De Staatssecretaris van Economische Zaken,

Gelet op artikel 19, eerste lid, van de Landbouwwet en de Gedelegeerde Verordening 2016/1613/EU van de Europese Commissie van 8 september 2016 tot vaststelling van buitengewone aanpassingssteun voor melkproducenten en landbouwers in andere veehouderijsectoren (PbEU 2016, L242);

Besluit:

ARTIKEL I

De Subsidieregeling bedrijfsbeëindiging melkveehouderij wordt als volgt gewijzigd:

A

Artikel 3 wordt als volgt gewijzigd:

1. Onder vernummering van het tweede lid tot het derde lid, wordt er na het eerste lid een lid ingevoegd, luidende:

  • 2. Voor melkkoeien, kalveren en pinken die als slachtrund, als bedoeld in artikel 3.1, eerste lid, van de Regeling handel levende dieren en levende producten, worden geëxporteerd met als bestemming een slachterij wordt slechts subsidie verleend wanneer de export rechtstreeks vanaf het bedrijf van de subsidieontvanger geschiedt.

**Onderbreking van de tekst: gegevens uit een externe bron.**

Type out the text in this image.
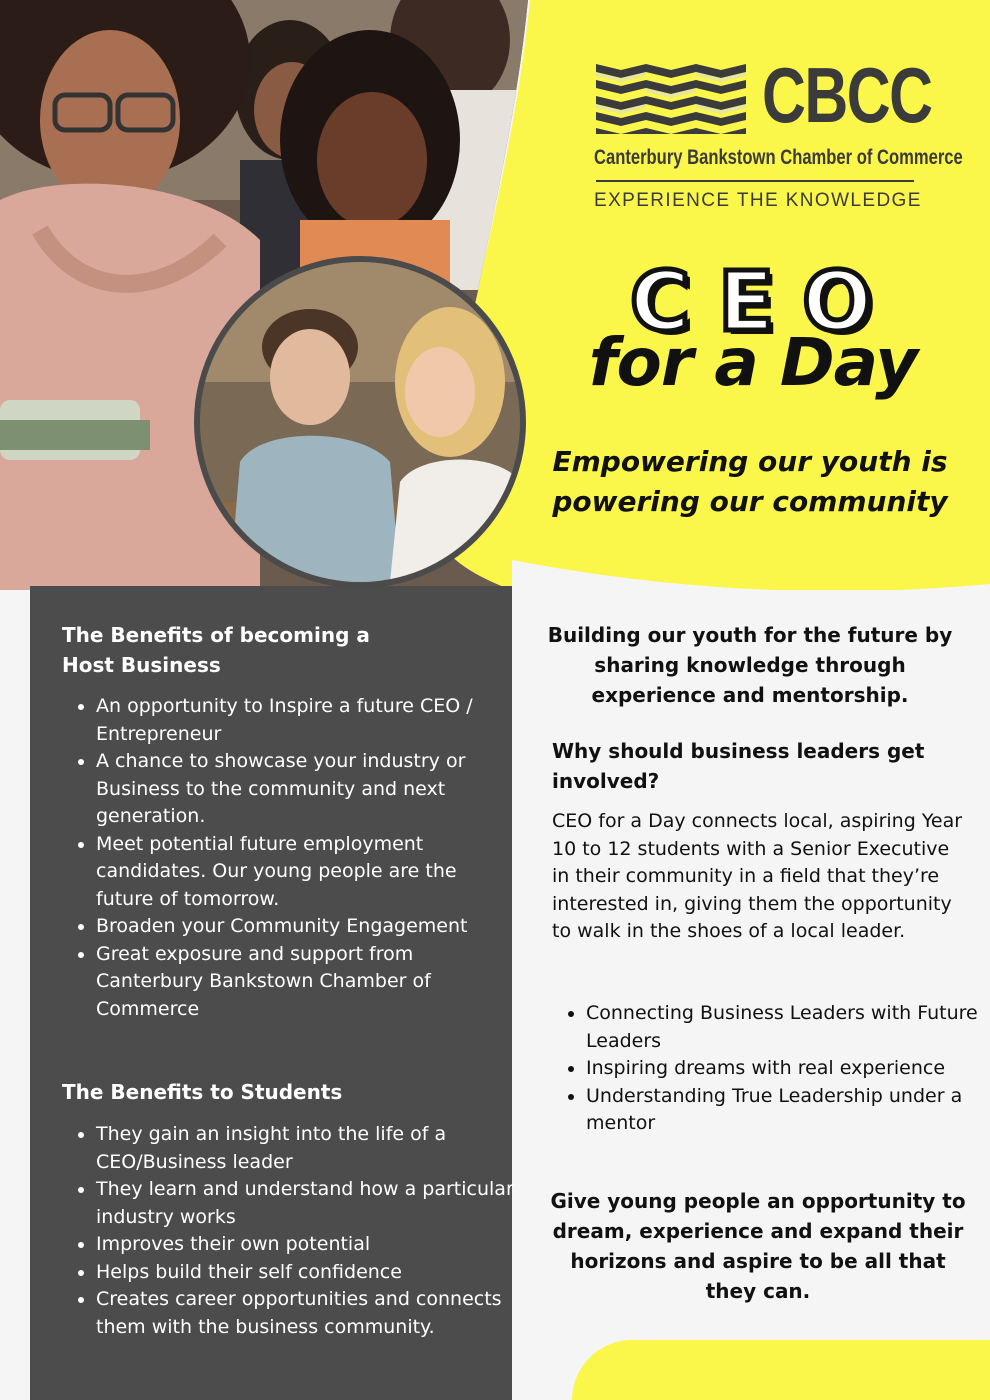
CBCC
Canterbury Bankstown Chamber of Commerce
EXPERIENCE THE KNOWLEDGE
CEO
for a Day
Empowering our youth is
powering our community
The Benefits of becoming a
Host Business
• An opportunity to Inspire a future CEO / Entrepreneur
• A chance to showcase your industry or Business to the community and next generation.
• Meet potential future employment candidates. Our young people are the future of tomorrow.
• Broaden your Community Engagement
• Great exposure and support from Canterbury Bankstown Chamber of Commerce
The Benefits to Students
• They gain an insight into the life of a CEO/Business leader
• They learn and understand how a particular industry works
• Improves their own potential
• Helps build their self confidence
• Creates career opportunities and connects them with the business community.

Building our youth for the future by sharing knowledge through experience and mentorship.

Why should business leaders get involved?

CEO for a Day connects local, aspiring Year 10 to 12 students with a Senior Executive in their community in a field that they’re interested in, giving them the opportunity to walk in the shoes of a local leader.

• Connecting Business Leaders with Future Leaders
• Inspiring dreams with real experience
• Understanding True Leadership under a mentor

Give young people an opportunity to dream, experience and expand their horizons and aspire to be all that they can.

2. In het derde lid (nieuw), onderdeel a, wordt ‘de eerste dag van de openstellingsperiode’ vervangen door: de dag van uitgifte van de Staatscourant waarin het besluit, waarin de desbetreffende openstellingsperiode bekend wordt gemaakt, wordt geplaatst.

B

Aan artikel 4, tweede lid, wordt een zinsnede toegevoegd, luidende: en de tweede openstellingsperiode van 8 mei 2017 tot en met 14 mei 2017.

C

Aan artikel 5, tweede lid, wordt een zinsnede toegevoegd, luidende: en in de tweede openstellingsperiode € 730,00.

D

Aan artikel 6, eerste lid, wordt een zinsnede toegevoegd, luidende: en van de tweede openstellingsperiode € 5.000.000,00.

E

Artikel 8 wordt als volgt gewijzigd:

1. In het tweede lid vervalt ‘of geëxporteerd’.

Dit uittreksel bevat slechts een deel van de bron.